Sensitivity analysis revealed that the heterogeneity decreased dramatically if we excluded 2 studies (27, 45). These 2 studies were re-read carefully. The primary outcome assessment in Colomer et al.’s (27) study was the WMFT and the secondary outcome was measured with the FMA. In addition, the results of their study showed that there was no significant difference in the FMA scores between the 2 groups after intervention. It is possible that such issues might cause heterogeneity among studies.
This meta-analysis has some limitations. First, only those studies that were published in English in electronic databases were included, thus we may not have identified studies written in other languages or unpublished studies. Secondly, although our meta-analysis investigated some relative factors that caused the heterogeneity, the included studies varied in a wide range of aspects, such as study location and area, baseline status, intervention methods and so on, which might confound the results. However, these factors could not be assessed due to lack of reported data.

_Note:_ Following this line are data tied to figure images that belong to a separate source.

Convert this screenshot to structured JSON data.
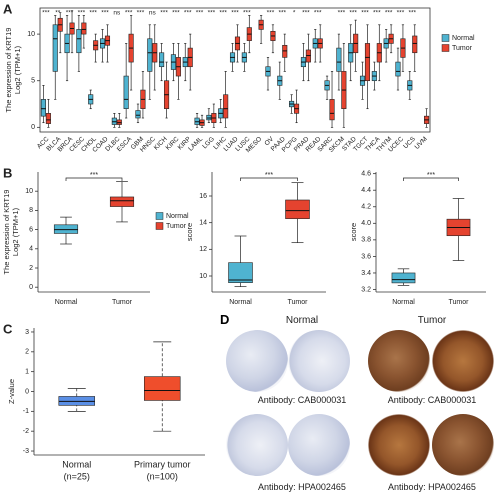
{
  "chart_data": [
    {
      "type": "boxplot",
      "panel_label": "A",
      "frame": "box",
      "y_label": [
        "The expression of KRT19",
        "Log2 (TPM+1)"
      ],
      "categories": [
        "ACC",
        "BLCA",
        "BRCA",
        "CESC",
        "CHOL",
        "COAD",
        "DLBC",
        "ESCA",
        "GBM",
        "HNSC",
        "KICH",
        "KIRC",
        "KIRP",
        "LAML",
        "LGG",
        "LIHC",
        "LUAD",
        "LUSC",
        "MESO",
        "OV",
        "PAAD",
        "PCPG",
        "PRAD",
        "READ",
        "SARC",
        "SKCM",
        "STAD",
        "TGCT",
        "THCA",
        "THYM",
        "UCEC",
        "UCS",
        "UVM"
      ],
      "significance": [
        "***",
        "**",
        "***",
        "***",
        "***",
        "***",
        "ns",
        "***",
        "***",
        "ns",
        "***",
        "***",
        "***",
        "***",
        "***",
        "***",
        "***",
        "***",
        null,
        "***",
        "***",
        "*",
        "***",
        "***",
        null,
        "***",
        "***",
        "***",
        "***",
        "***",
        "***",
        "***",
        null
      ],
      "series": [
        {
          "name": "Normal",
          "color": "#4fb3d0",
          "values": [
            [
              0.5,
              1.2,
              2,
              3,
              4.5
            ],
            [
              3,
              6,
              9.5,
              11,
              12
            ],
            [
              5,
              8,
              9,
              10,
              12
            ],
            [
              6,
              8,
              9.5,
              10.5,
              12
            ],
            [
              2,
              2.5,
              3,
              3.5,
              4
            ],
            [
              7,
              8.5,
              9,
              9.5,
              10.5
            ],
            [
              0,
              0.3,
              0.6,
              1,
              1.5
            ],
            [
              1,
              2,
              3,
              5.5,
              9
            ],
            [
              0.5,
              1,
              1.3,
              1.8,
              2.5
            ],
            [
              3,
              6,
              8,
              9.5,
              11
            ],
            [
              5,
              6.5,
              7,
              8,
              9
            ],
            [
              5,
              6.2,
              7,
              7.8,
              9
            ],
            [
              5,
              6.5,
              7,
              7.5,
              9
            ],
            [
              0,
              0.3,
              0.6,
              1,
              1.5
            ],
            [
              0.5,
              0.8,
              1,
              1.3,
              2
            ],
            [
              0.5,
              1,
              1.5,
              2,
              3
            ],
            [
              6,
              7,
              7.5,
              8,
              9
            ],
            [
              6,
              7,
              7.5,
              8,
              9
            ],
            null,
            [
              4,
              5.5,
              6,
              6.5,
              7.5
            ],
            [
              3,
              4.5,
              5,
              5.5,
              7
            ],
            [
              1.5,
              2.2,
              2.5,
              2.8,
              3.5
            ],
            [
              5,
              6.5,
              7,
              7.5,
              9
            ],
            [
              7,
              8.5,
              9,
              9.5,
              10.5
            ],
            [
              3,
              4,
              4.5,
              5,
              5.5
            ],
            [
              4,
              6,
              7,
              8.5,
              10
            ],
            [
              5,
              7,
              8,
              9,
              11
            ],
            [
              3,
              4.5,
              5,
              5.5,
              7
            ],
            [
              4,
              5,
              5.5,
              6,
              7
            ],
            [
              7,
              8.5,
              9,
              9.5,
              10.5
            ],
            [
              4,
              5.5,
              6,
              7,
              8.5
            ],
            [
              3,
              4,
              4.5,
              5,
              6
            ],
            null
          ]
        },
        {
          "name": "Tumor",
          "color": "#e5432f",
          "values": [
            [
              0,
              0.4,
              0.8,
              1.5,
              3
            ],
            [
              8,
              10.3,
              11,
              11.7,
              12.3
            ],
            [
              8,
              10,
              10.6,
              11.2,
              12.5
            ],
            [
              8.5,
              10,
              10.5,
              11.2,
              12
            ],
            [
              7,
              8.3,
              8.8,
              9.3,
              10
            ],
            [
              7,
              8.8,
              9.3,
              9.8,
              11
            ],
            [
              0,
              0.3,
              0.5,
              0.8,
              1.5
            ],
            [
              4,
              7,
              8.5,
              10,
              12
            ],
            [
              1,
              2,
              3,
              4,
              6
            ],
            [
              4,
              7,
              8,
              9,
              11
            ],
            [
              1,
              2,
              3.5,
              5,
              7
            ],
            [
              3,
              5.5,
              6.5,
              7.5,
              9
            ],
            [
              4,
              6.5,
              7.5,
              8.5,
              10
            ],
            [
              0,
              0.2,
              0.5,
              0.8,
              1.3
            ],
            [
              0,
              0.5,
              1,
              1.5,
              2.5
            ],
            [
              0,
              1,
              2,
              3.5,
              6
            ],
            [
              7,
              8.3,
              9,
              9.7,
              11
            ],
            [
              8,
              9.3,
              10,
              10.7,
              12
            ],
            [
              9,
              10.5,
              11,
              11.5,
              12
            ],
            [
              8,
              9.3,
              9.8,
              10.3,
              11
            ],
            [
              6,
              7.5,
              8.2,
              8.8,
              10
            ],
            [
              0.5,
              1.5,
              2,
              2.5,
              4
            ],
            [
              5,
              7,
              7.7,
              8.3,
              10
            ],
            [
              7,
              8.5,
              9,
              9.5,
              11
            ],
            [
              0,
              0.8,
              1.5,
              3,
              6
            ],
            [
              0,
              2,
              4,
              6,
              9
            ],
            [
              6,
              8,
              9,
              10,
              11.5
            ],
            [
              2,
              5,
              7.5,
              9,
              11
            ],
            [
              5,
              7,
              8,
              9,
              11
            ],
            [
              8,
              9,
              9.5,
              10,
              11
            ],
            [
              6,
              7.5,
              8.5,
              9.5,
              11
            ],
            [
              6,
              8,
              9,
              9.8,
              11
            ],
            [
              0,
              0.4,
              0.8,
              1.2,
              2
            ]
          ]
        }
      ],
      "ylim": [
        -0.5,
        12.8
      ],
      "yticks": [
        0,
        5,
        10
      ],
      "legend": "right"
    },
    {
      "type": "boxplot",
      "panel_label": "B",
      "frame": "axes",
      "y_label": [
        "The expression of KRT19",
        "Log2 (TPM+1)"
      ],
      "categories": [
        "Normal",
        "Tumor"
      ],
      "colors": [
        "#4fb3d0",
        "#e5432f"
      ],
      "values": [
        [
          4.5,
          5.6,
          6,
          6.5,
          7.3
        ],
        [
          6.8,
          8.4,
          9,
          9.4,
          11
        ]
      ],
      "significance": "***",
      "ylim": [
        -0.5,
        12
      ],
      "yticks": [
        0,
        2,
        4,
        6,
        8,
        10
      ],
      "legend": "right"
    },
    {
      "type": "boxplot",
      "frame": "axes",
      "y_label": [
        "score"
      ],
      "categories": [
        "Normal",
        "Tumor"
      ],
      "colors": [
        "#4fb3d0",
        "#e5432f"
      ],
      "values": [
        [
          9.2,
          9.5,
          9.7,
          11,
          13
        ],
        [
          12.5,
          14.3,
          14.9,
          15.7,
          17
        ]
      ],
      "significance": "***",
      "ylim": [
        8.8,
        17.8
      ],
      "yticks": [
        10,
        12,
        14,
        16
      ]
    },
    {
      "type": "boxplot",
      "frame": "axes",
      "y_label": [
        "score"
      ],
      "categories": [
        "Normal",
        "Tumor"
      ],
      "colors": [
        "#4fb3d0",
        "#e5432f"
      ],
      "values": [
        [
          3.25,
          3.28,
          3.32,
          3.4,
          3.45
        ],
        [
          3.55,
          3.85,
          3.95,
          4.05,
          4.3
        ]
      ],
      "significance": "***",
      "ylim": [
        3.17,
        4.62
      ],
      "yticks": [
        3.2,
        3.4,
        3.6,
        3.8,
        {
          "value": 4,
          "label": "4.0"
        },
        4.2,
        4.4,
        4.6
      ]
    },
    {
      "type": "boxplot",
      "panel_label": "C",
      "frame": "axes",
      "whisker_style": "dashed",
      "y_label": [
        "Z-value"
      ],
      "categories": [
        "Normal",
        "Primary tumor"
      ],
      "category_notes": [
        "(n=25)",
        "(n=100)"
      ],
      "colors": [
        "#5a8fe6",
        "#ef4e2c"
      ],
      "values": [
        [
          -1,
          -0.7,
          -0.5,
          -0.25,
          0.15
        ],
        [
          -2,
          -0.45,
          0.05,
          0.75,
          2.5
        ]
      ],
      "ylim": [
        -3.2,
        3.2
      ],
      "yticks": [
        -3,
        -2,
        -1,
        0,
        1,
        2,
        3
      ]
    }
  ],
  "panel_d": {
    "panel_label": "D",
    "groups": [
      {
        "title": "Normal",
        "antibodies": [
          "Antibody: CAB000031",
          "Antibody: HPA002465"
        ]
      },
      {
        "title": "Tumor",
        "antibodies": [
          "Antibody: CAB000031",
          "Antibody: HPA002465"
        ]
      }
    ]
  }
}
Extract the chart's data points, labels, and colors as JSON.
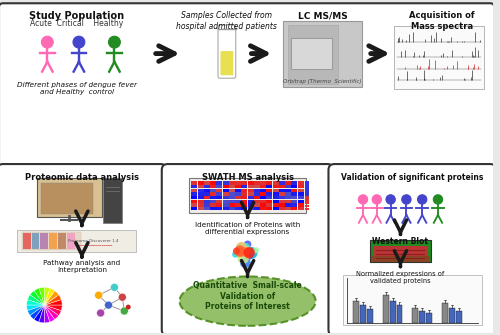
{
  "bg_color": "#e8e8e8",
  "top_panel_bg": "#ffffff",
  "bottom_panel_bg": "#ffffff",
  "panel_border_color": "#333333",
  "title_top": "Study Population",
  "subtitle_top": "Acute  Critical    Healthy",
  "label_bottom_left": "Different phases of dengue fever\nand Healthy  control",
  "label_tube": "Samples Collected from\nhospital admitted patients",
  "label_lc": "LC MS/MS",
  "label_orbitrap": "Orbitrap (Thermo  Scientific)",
  "label_acq": "Acquisition of\nMass spectra",
  "panel1_title": "Proteomic data analysis",
  "panel1_sub1": "Pathway analysis and\nInterpretation",
  "panel2_title": "SWATH MS analysis",
  "panel2_sub1": "Identification of Proteins with\ndifferential expressions",
  "panel2_sub2": "Quantitative  Small-scale\nValidation of\nProteins of Interest",
  "panel3_title": "Validation of significant proteins",
  "panel3_sub1": "Western Blot",
  "panel3_sub2": "Normalized expressions of\nvalidated proteins",
  "person_colors_top": [
    "#ff69b4",
    "#4444cc",
    "#228b22"
  ],
  "person_colors_p3": [
    "#ff69b4",
    "#ff69b4",
    "#4444cc",
    "#4444cc",
    "#4444cc",
    "#228b22"
  ],
  "green_ellipse_color": "#8aba5a",
  "green_ellipse_edge": "#4a8a1a",
  "green_text_color": "#1a4a0a",
  "arrow_dark": "#1a1a1a",
  "bar_colors": [
    "#4466aa",
    "#666666",
    "#4466aa",
    "#888888",
    "#4466aa",
    "#666666",
    "#4466aa",
    "#888888"
  ]
}
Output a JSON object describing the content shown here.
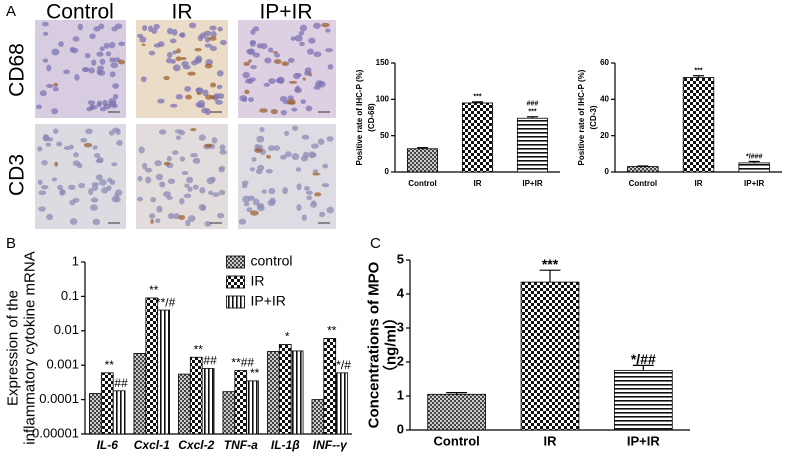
{
  "figure": {
    "panel_labels": [
      "A",
      "B",
      "C"
    ],
    "image_columns": [
      "Control",
      "IR",
      "IP+IR"
    ],
    "image_rows": [
      "CD68",
      "CD3"
    ]
  },
  "chart_data": [
    {
      "type": "bar",
      "ylabel": [
        "Positive rate of IHC-P (%)",
        "(CD-68)"
      ],
      "categories": [
        "Control",
        "IR",
        "IP+IR"
      ],
      "values": [
        32,
        95,
        74
      ],
      "errors": [
        1.5,
        1.5,
        2
      ],
      "patterns": [
        "dense",
        "checker",
        "hlines"
      ],
      "annotations": [
        [],
        [
          "***"
        ],
        [
          "###",
          "***"
        ]
      ],
      "ylim": [
        0,
        150
      ],
      "yticks": [
        0,
        50,
        100,
        150
      ]
    },
    {
      "type": "bar",
      "ylabel": [
        "Positive rate of IHC-P (%)",
        "(CD-3)"
      ],
      "categories": [
        "Control",
        "IR",
        "IP+IR"
      ],
      "values": [
        3,
        52,
        5
      ],
      "errors": [
        0.3,
        1,
        0.8
      ],
      "patterns": [
        "dense",
        "checker",
        "hlines"
      ],
      "annotations": [
        [],
        [
          "***"
        ],
        [
          "*/###"
        ]
      ],
      "ylim": [
        0,
        60
      ],
      "yticks": [
        0,
        20,
        40,
        60
      ]
    },
    {
      "type": "bar",
      "ylabel": [
        "Expression of  the",
        "inflammatory cytokine mRNA"
      ],
      "log": true,
      "categories": [
        "IL-6",
        "Cxcl-1",
        "Cxcl-2",
        "TNF-a",
        "IL-1β",
        "INF--γ"
      ],
      "series": [
        {
          "name": "control",
          "pattern": "dense",
          "values": [
            0.00015,
            0.0022,
            0.00055,
            0.00017,
            0.0025,
            0.0001
          ]
        },
        {
          "name": "IR",
          "pattern": "checker",
          "values": [
            0.0006,
            0.09,
            0.0017,
            0.0007,
            0.004,
            0.006
          ],
          "annotations": [
            "**",
            "**",
            "**",
            "**##",
            "*",
            "**"
          ]
        },
        {
          "name": "IP+IR",
          "pattern": "vlines",
          "values": [
            0.00018,
            0.04,
            0.0008,
            0.00035,
            0.0026,
            0.0006
          ],
          "annotations": [
            "##",
            "**/#",
            "##",
            "**",
            null,
            "*/#"
          ]
        }
      ],
      "legend": "top-center",
      "ylim": [
        1e-05,
        1
      ],
      "yticks": [
        1,
        0.1,
        0.01,
        0.001,
        0.0001,
        1e-05
      ]
    },
    {
      "type": "bar",
      "ylabel": [
        "Concentrations of MPO",
        "（ng/ml）"
      ],
      "categories": [
        "Control",
        "IR",
        "IP+IR"
      ],
      "values": [
        1.05,
        4.35,
        1.75
      ],
      "errors": [
        0.05,
        0.35,
        0.15
      ],
      "patterns": [
        "dense",
        "checker",
        "hlines"
      ],
      "annotations": [
        [],
        [
          "***"
        ],
        [
          "*/##"
        ]
      ],
      "ylim": [
        0,
        5
      ],
      "yticks": [
        0,
        1,
        2,
        3,
        4,
        5
      ]
    }
  ]
}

Thirdly, we only included studies for which the outcome assessment was the FMA. Thus, the generalizability of this meta-analysis was suitable only for stroke patients whose motor function was evaluated with the FMA. Therefore, further well-designed studies, with a large sample size, are required in order to explore the effect of MT on motor function in patients with stroke. More outcome measures of motor function should be included in a meta-analysis of the effect of MT.
In conclusion, MT was associated with improved immediate motor functional outcome, assessed with the FMA, in patients with stroke. Further well-designed studies are needed to investigate the effect of MT.
The authors have no conflicts of interest to declare.